1. Die Berufung der Beklagten gegen das Zwischenurteil des Landgerichts München I vom 29.06.2018, Az. 5 HK O 4981/16, wird verworfen.

2. Die Beklagte trägt die Kosten des Berufungsverfahrens.

3. Dieses Urteil ist ohne Sicherheitsleistung vorläufig vollstreckbar.

Die Beklagte kann die Vollstreckung durch Sicherheitsleitung in Höhe von 110% des aus diesem Urteil vollstreckbaren Betrages abwenden, wenn nicht die Kläger vor der Vollstreckung Sicherheit in Höhe von 110% des zu vollstreckenden Betrages leisten.

4. Die Revision gegen dieses Urteil wird nicht zugelassen.

 

Tatbestand

I. Die Kläger wenden sich mit der Anfechtungsklage gegen Beschlüsse, die auf der Hauptversammlung der Beklagten am 23.02.2016 gefasst wurden.

Die Beklagte befindet sich bereits seit dem Jahr 2001 in Liquidation. Eine vollständige Verteilung des Vermögens fand nicht statt.

Am 12.01.2014 oder 12.01.2016 erteilte der damalige Abwickler der Beklagten der Kanzlei Dr. F. Rechtsanwälte GbR Prozessvollmacht in Sachen "Aktienbrauerei V. wegen Beendigung der Liquidation" (Anlage B 3).

Am 23.03.2016 reichten die Kläger Anfechtungsklage gegen die Beklagte ein. Als gesetzliche Vertreter benannten die Kläger den Liquidator, Herrn Benedikt H., und den Aufsichtsrat, bestehend aus Frau Anna-Maria H., Frau Daniela F. und Herrn Siegfried R.

Der Liquidator zeigte die Beendigung der Liquidation an und die Beklagte wurde am 05.04.2016 im Handelsregister gelöscht. Das Vermögen der Beklagten wurde nicht vollständig verteilt.

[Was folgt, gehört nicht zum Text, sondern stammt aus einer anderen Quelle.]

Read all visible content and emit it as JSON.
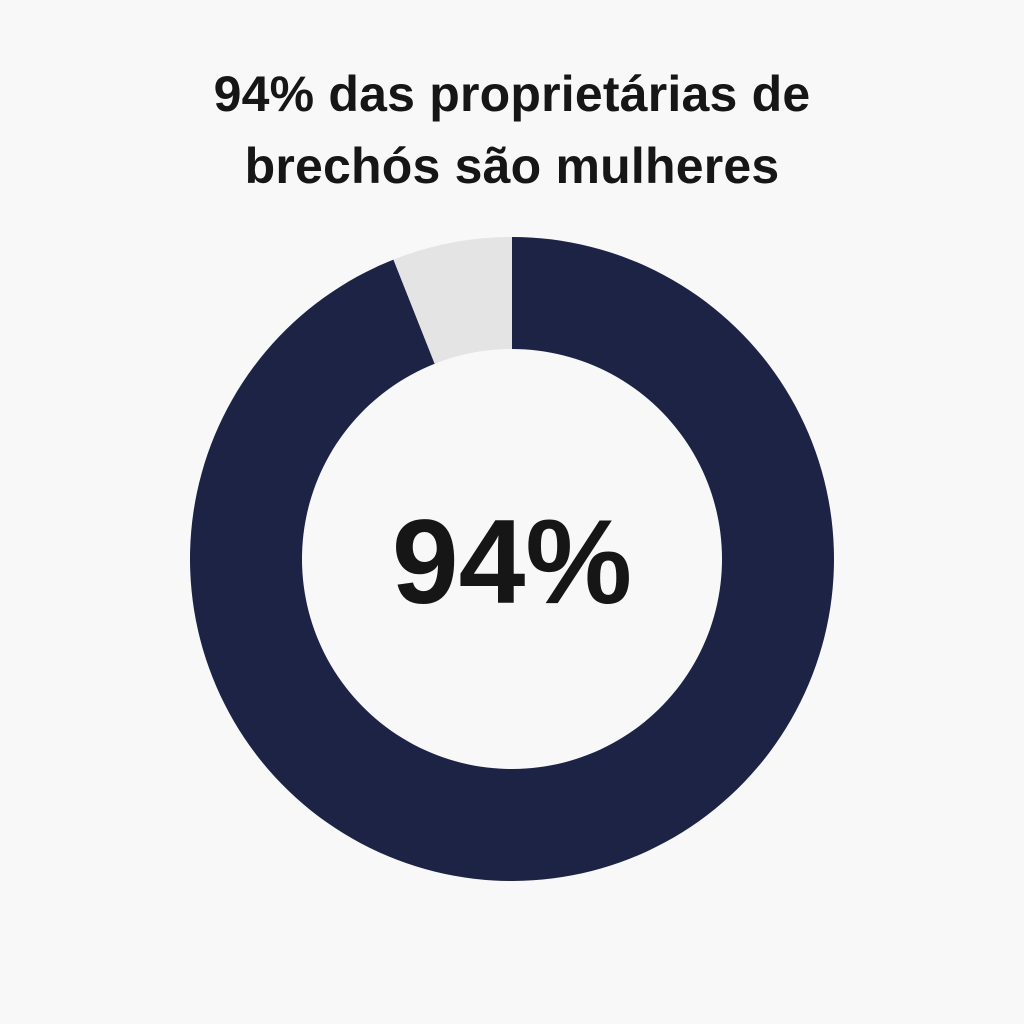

Am 26.04.2016 wurde die Klage dem Aufsichtsratsmitglied Frau H. zugestellt. Die Zustellung an den Liquidator konnte nicht erfolgen. Als Grund war auf der PZU angegeben "Firma erloschen". Mit Schriftsatz vom 03.05.2016 zeigte die Kanzlei Dr. F. an, "die Beklagte zu vertreten". Am 12.05.2016 wurde die Klage der Kanzlei Dr. F. zugestellt.

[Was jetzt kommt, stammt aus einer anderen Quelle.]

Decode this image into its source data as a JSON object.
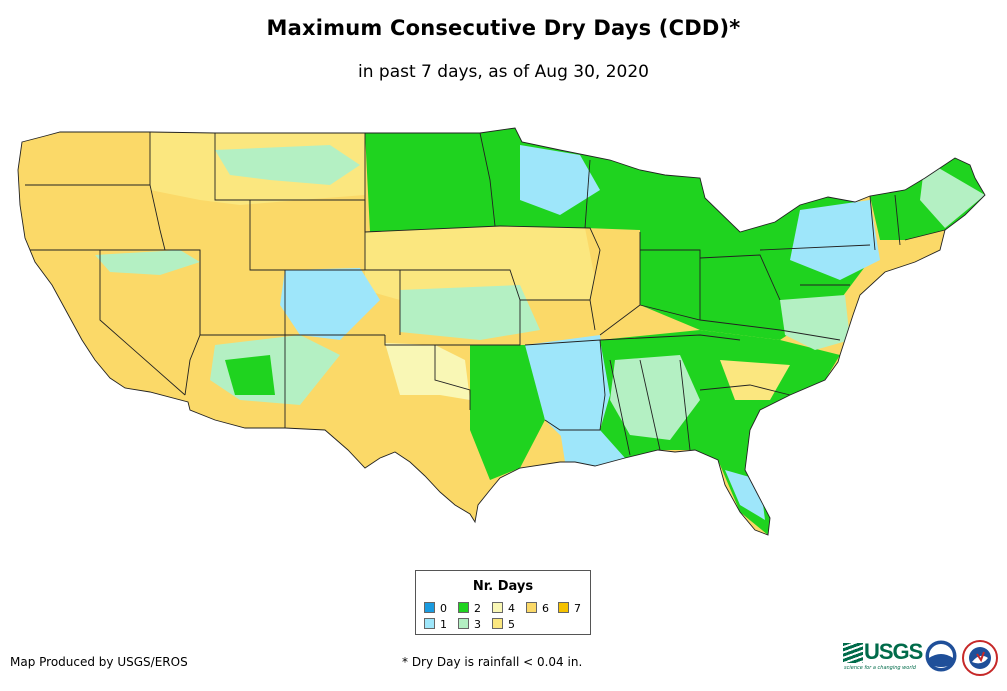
{
  "title": "Maximum Consecutive Dry Days (CDD)*",
  "subtitle": "in past 7 days, as of Aug 30, 2020",
  "legend": {
    "title": "Nr. Days",
    "items": [
      {
        "label": "0",
        "color": "#1a9be0"
      },
      {
        "label": "1",
        "color": "#9ee6fa"
      },
      {
        "label": "2",
        "color": "#1fd31f"
      },
      {
        "label": "3",
        "color": "#b4f0c3"
      },
      {
        "label": "4",
        "color": "#f9f7b5"
      },
      {
        "label": "5",
        "color": "#fbe77f"
      },
      {
        "label": "6",
        "color": "#fbd968"
      },
      {
        "label": "7",
        "color": "#f5c200"
      }
    ]
  },
  "footer": {
    "credit": "Map Produced by USGS/EROS",
    "note": "* Dry Day is rainfall < 0.04 in."
  },
  "logos": {
    "usgs": "USGS",
    "usgs_tagline": "science for a changing world",
    "noaa": "noaa"
  },
  "icons": [
    "usgs-logo-icon",
    "noaa-logo-icon",
    "nws-logo-icon"
  ]
}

Mit Beschluss des Amtsgerichts Landshut vom 19.12.2016 wurde Herr Benedikt H. zum Nachtragsliquidator bestellt.

Die Kläger haben zunächst vorgebracht, die Beklagte sei nicht ordnungsgemäß anwaltlich vertreten, gehen nunmehr aber davon aus, dass die Beklagte am 12.01.2014 oder 12.01.2016 eine wirksame Prozessvollmacht erteilt hat. Die Klage sei daher wirksam an die Beklagte, die wegen des Vorhandenseins von verwertbarem Vermögen trotz der Löschung im Handelsregister fortbestehe, zugestellt worden. Die Klage sei wegen Mängeln bei der Einberufung der Hauptversammlung und Gesetzesverletzungen bei der Beschlussfassung begründet.

Die Kläger haben in 1. Instanz beantragt,

den in der Hauptversammlung der Beklagten vom 23.02.2016 zu TOP 1 gefassten Beschluss über die Feststellung der Liquidationsbilanz vom 31.05.2015, den zu TOP 2 gefassten Beschluss über die Feststellung der Jahresabschlüsse 2007 bis 2015, den zu TOP 3 gefassten Beschluss über die Entlastung des Vorstandes und die Entlastung des Aufsichtsrates und den zu TOP 5 gefassten Beschluss über die Feststellung und Beschlussfassung über die Verteilung des Restvermögens für nichtig zu erklären.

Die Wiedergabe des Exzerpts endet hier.